Lawmakers are expected to consider an amended version of a bill introduced by Senators Amy Klobuchar, a Democrat, and Chuck Grassley, a Republican, that would bar tech platforms like Amazon from giving preference to their own businesses on their websites.
The amended version would expand the definition of the companies covered by the bill to include firms like the popular video app TikTok, according to sources familiar with the matter.
China’s Tencent, which owns messaging app WeChat, would also be covered by the bill, according to one source.
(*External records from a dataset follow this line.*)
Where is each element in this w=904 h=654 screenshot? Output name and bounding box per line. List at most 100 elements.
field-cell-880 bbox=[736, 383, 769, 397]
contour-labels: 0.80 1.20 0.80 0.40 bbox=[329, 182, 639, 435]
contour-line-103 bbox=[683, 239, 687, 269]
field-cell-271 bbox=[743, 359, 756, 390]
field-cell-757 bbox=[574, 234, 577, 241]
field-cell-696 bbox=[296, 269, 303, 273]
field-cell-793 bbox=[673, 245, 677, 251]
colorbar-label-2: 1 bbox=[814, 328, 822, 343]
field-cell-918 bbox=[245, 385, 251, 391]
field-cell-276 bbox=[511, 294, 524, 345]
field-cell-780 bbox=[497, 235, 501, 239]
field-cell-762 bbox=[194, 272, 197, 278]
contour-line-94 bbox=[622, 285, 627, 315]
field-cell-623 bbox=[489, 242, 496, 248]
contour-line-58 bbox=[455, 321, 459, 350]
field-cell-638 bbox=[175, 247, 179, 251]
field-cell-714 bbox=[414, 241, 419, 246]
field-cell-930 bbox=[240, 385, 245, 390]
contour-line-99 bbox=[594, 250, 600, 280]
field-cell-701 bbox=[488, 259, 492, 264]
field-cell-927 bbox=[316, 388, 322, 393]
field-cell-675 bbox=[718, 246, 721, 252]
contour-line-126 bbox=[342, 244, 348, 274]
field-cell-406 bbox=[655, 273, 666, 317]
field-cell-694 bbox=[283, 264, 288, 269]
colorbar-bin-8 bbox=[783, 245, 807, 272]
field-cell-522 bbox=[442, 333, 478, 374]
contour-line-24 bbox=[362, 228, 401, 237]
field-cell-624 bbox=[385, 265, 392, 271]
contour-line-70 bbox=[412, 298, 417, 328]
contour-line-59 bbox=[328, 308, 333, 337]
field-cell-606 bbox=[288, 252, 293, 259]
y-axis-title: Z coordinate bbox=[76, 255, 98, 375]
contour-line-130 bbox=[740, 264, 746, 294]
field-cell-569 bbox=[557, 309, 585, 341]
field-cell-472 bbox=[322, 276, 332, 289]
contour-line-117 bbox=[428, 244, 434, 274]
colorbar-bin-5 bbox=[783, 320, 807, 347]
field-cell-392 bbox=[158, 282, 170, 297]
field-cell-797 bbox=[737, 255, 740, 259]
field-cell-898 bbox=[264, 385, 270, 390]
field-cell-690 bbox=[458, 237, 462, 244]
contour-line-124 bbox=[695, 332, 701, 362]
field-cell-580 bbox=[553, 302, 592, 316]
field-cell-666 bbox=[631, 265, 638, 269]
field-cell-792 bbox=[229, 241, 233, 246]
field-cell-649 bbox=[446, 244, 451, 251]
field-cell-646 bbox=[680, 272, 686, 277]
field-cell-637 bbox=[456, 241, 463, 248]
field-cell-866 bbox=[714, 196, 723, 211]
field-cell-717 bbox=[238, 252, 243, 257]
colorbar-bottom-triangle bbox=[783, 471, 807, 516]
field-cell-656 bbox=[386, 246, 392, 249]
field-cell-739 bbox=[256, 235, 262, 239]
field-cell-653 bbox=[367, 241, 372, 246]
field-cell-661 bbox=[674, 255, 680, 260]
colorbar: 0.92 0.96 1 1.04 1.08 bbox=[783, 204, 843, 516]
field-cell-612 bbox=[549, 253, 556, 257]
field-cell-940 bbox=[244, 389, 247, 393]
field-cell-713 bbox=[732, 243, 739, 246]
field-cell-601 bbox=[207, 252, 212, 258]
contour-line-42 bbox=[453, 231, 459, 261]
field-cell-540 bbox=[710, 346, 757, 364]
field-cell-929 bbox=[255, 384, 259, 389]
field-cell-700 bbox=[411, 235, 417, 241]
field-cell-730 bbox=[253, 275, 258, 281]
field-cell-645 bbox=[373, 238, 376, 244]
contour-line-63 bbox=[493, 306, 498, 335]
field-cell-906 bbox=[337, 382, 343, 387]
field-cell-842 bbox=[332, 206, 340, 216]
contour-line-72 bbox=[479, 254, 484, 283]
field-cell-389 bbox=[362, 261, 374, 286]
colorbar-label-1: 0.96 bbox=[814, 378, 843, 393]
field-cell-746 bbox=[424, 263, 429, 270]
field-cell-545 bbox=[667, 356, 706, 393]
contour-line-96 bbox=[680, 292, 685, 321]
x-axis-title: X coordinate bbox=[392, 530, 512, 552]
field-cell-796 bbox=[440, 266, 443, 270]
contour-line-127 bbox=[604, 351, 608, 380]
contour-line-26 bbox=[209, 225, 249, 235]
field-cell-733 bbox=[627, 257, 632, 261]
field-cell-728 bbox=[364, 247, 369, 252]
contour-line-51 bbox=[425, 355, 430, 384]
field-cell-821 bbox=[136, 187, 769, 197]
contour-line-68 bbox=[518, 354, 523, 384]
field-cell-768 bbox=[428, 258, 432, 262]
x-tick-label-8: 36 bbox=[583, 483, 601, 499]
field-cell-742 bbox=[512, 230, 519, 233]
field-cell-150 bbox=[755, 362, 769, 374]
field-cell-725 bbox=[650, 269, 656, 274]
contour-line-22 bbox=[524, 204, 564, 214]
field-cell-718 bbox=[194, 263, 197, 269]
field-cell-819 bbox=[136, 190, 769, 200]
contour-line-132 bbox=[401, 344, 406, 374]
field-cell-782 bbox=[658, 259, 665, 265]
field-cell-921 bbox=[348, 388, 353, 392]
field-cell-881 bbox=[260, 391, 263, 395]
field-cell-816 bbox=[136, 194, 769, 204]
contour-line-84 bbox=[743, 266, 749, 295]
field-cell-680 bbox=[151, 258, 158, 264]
Two sources familiar with the matter said it was unclear that the Klobuchar-Grassley measure had the votes needed to send the measure to the Senate floor for final passage. The sources asked not to be named because they were not authorized to speak about the matter on the record.
A second bill, led by U.S. Senators Richard Blumenthal and Marsha Blackburn, is also on the schedule. The Open App Markets Act would bar big app stores, like Apple, from requiring app providers to use their payment system and prohibit them from punishing apps that offer different prices through another app store or payment system.
This bill is on the schedule for the first time Thursday, which means that it is likely to be put off at least a week.
Both measures, and other bills aimed at Big Tech, have set off a firestorm of opposition from powerful business groups. The U.S. Chamber of Commerce’s Chief Policy Officer Neil Bradley opposed the bill backed by Klobuchar and Grassley. “The companies that are being targeted are the very ones that had the scale and innovation to help us through the pandemic, whether that was enabling millions to work remotely, (or getting) essentials delivered to our front door," he said.
The advocacy group Consumer Reports, said it would support the Klobuchar/Grassley bill to “reset the power asymmetry between Big Tech, consumers and small businesses."
Both bills have a version introduced in the U.S. House of Representatives.